Только охватив социальное тело самыми разнообразными процедурами обследования, можно получить готовое к использованию, общее и, следовательно, объективированное знание. Гуманитарные науки возникают вместе с экзаменами, а вместе с ними мы вступаем в эпоху неограниченного контроля и обязательной объективации. Упомянутая выше сеть подземелий составляет арсенал комплекса власти и знания, который исторически сделал возможными гуманитарные науки. Узнаваемый человек (его душа, его индивидуальность, его сознание, его совесть, его поведение и т. д.) — это результат аналитической записи тел, ставшей возможной благодаря дисциплинам.
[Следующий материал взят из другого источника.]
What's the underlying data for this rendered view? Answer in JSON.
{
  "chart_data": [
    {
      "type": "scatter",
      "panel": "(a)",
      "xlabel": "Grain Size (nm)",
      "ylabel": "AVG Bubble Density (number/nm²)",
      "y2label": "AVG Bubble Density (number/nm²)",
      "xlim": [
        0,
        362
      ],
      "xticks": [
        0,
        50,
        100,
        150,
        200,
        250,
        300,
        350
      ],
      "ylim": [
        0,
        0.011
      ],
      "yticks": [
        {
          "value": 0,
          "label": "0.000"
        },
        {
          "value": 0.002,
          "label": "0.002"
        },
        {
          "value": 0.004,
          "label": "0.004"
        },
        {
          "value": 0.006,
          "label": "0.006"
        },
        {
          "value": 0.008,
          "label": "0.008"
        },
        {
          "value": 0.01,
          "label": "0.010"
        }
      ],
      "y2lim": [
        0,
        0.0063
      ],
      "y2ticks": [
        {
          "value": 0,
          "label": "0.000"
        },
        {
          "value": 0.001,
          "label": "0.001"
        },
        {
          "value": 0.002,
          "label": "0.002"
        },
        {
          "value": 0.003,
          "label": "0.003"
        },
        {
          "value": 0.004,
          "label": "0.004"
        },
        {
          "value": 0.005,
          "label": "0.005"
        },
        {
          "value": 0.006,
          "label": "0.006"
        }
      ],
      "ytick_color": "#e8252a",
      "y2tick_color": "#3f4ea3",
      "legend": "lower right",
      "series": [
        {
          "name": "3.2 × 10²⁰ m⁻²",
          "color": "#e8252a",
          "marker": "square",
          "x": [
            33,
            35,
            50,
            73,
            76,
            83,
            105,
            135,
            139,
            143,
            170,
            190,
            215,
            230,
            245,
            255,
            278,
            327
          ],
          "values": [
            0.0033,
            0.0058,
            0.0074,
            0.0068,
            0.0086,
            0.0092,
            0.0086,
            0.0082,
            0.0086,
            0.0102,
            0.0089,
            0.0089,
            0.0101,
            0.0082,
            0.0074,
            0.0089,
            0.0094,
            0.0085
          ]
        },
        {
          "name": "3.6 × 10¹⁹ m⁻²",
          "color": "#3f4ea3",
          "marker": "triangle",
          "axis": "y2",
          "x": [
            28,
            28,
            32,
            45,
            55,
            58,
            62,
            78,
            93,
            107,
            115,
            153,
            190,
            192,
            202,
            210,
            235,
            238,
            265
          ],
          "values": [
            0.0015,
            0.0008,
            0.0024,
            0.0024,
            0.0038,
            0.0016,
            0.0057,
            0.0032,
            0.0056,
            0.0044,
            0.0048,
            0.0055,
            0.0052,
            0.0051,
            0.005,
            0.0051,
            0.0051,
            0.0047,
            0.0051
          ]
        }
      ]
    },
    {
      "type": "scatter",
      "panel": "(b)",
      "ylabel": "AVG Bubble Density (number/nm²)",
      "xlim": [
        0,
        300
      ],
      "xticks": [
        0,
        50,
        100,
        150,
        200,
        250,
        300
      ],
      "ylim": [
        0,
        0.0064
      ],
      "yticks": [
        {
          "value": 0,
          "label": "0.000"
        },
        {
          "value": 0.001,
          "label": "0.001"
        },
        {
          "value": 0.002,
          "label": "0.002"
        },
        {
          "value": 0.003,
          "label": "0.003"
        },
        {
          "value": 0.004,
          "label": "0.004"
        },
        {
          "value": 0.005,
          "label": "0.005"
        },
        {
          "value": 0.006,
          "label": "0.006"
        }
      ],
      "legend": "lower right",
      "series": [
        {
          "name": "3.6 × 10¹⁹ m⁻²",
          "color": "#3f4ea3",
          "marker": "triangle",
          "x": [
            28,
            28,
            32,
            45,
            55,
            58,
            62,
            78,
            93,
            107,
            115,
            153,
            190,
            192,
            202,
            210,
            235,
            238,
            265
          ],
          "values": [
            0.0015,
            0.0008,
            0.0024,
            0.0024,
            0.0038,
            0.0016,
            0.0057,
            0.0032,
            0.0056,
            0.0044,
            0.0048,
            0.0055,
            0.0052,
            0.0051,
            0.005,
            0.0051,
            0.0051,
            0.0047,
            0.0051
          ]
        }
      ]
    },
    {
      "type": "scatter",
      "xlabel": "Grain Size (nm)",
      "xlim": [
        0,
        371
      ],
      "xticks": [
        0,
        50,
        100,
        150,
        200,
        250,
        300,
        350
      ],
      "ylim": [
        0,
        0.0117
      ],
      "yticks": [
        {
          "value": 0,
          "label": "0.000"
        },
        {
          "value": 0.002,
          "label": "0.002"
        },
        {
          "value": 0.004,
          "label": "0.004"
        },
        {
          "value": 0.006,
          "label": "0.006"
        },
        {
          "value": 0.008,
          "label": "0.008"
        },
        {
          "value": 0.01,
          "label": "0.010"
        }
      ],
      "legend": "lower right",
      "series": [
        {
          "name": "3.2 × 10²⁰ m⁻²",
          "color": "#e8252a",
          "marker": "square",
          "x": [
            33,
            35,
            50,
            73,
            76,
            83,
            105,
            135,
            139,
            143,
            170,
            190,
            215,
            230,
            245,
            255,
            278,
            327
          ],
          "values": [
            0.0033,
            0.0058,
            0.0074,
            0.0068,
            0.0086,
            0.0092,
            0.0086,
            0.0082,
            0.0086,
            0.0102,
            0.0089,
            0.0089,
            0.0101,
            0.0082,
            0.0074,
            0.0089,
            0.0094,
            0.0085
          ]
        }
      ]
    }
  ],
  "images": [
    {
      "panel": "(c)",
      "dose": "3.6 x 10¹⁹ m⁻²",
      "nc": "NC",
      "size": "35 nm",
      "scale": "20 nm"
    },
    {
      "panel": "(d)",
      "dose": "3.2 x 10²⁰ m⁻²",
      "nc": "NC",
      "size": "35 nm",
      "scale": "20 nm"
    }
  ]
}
Общим для этих новых наук о человеке является то, что человек больше не рассматривается как родовое существо, но как индивид. Процедуры записи и регистрации, механизмы верификации, формирование дисциплинарных систем, развитие нового типа власти над телом позволили телу войти в сферу знания только как индивиду. Именно в этих бесславных архивах, где была разработана современная система ограничений на тела, жесты и поведение, из человека родилась наука. И, мимоходом, замечание Фуко, которому не откажешь в доказательности: эмпирические процедуры, на которых основаны эти науки, как и естественные, были выработаны и развиты на процессах инквизиции.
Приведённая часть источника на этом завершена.